Son angle d’attaque est aujourd’hui mal vu, banni : elle essentialise. Oui, c’est bien ce qu’elle fait.
Et non seulement elle le fait mais elle énonce le plus clairement du monde que la femme doit connaître précisément sa nature essentielle, différente de celle de l’homme, l’assumer, la vivre. Et c’est ainsi qu’elle accédera à sa pleine souveraineté.
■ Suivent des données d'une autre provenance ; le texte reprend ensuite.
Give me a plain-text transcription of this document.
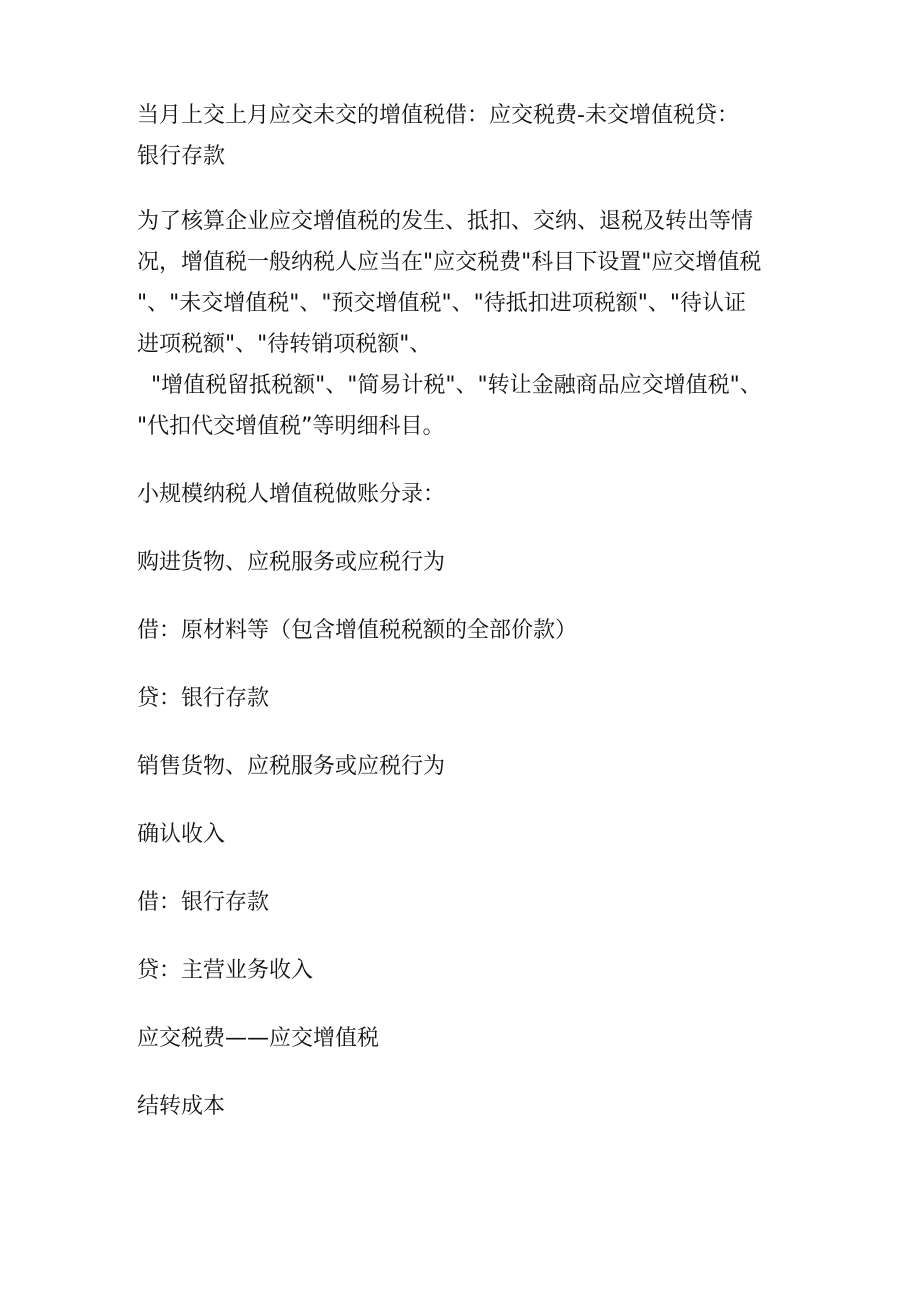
当月上交上月应交未交的增值税借：应交税费-未交增值税贷：
银行存款

为了核算企业应交增值税的发生、抵扣、交纳、退税及转出等情
况，增值税一般纳税人应当在"应交税费"科目下设置"应交增值税
"、"未交增值税"、"预交增值税"、"待抵扣进项税额"、"待认证
进项税额"、"待转销项税额"、
"增值税留抵税额"、"简易计税"、"转让金融商品应交增值税"、
"代扣代交增值税”等明细科目。

小规模纳税人增值税做账分录：

购进货物、应税服务或应税行为

借：原材料等（包含增值税税额的全部价款）

贷：银行存款

销售货物、应税服务或应税行为

确认收入

借：银行存款

贷：主营业务收入

应交税费——应交增值税

结转成本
Loin des vœux pieux et maudits qui veulent faire croire que tout est construit et que rien en soi n’existe, Lou Andreas-Salomé ancre sa pensée dans le corps. Le recentrage sur le corps est des plus bénéfiques à notre époque qui l’édulcore, le falsifie et le trafique, par les écrans et par la tendance à effacer le charnel et le naturel. Or, il est bien de le préciser, le corps est naturel.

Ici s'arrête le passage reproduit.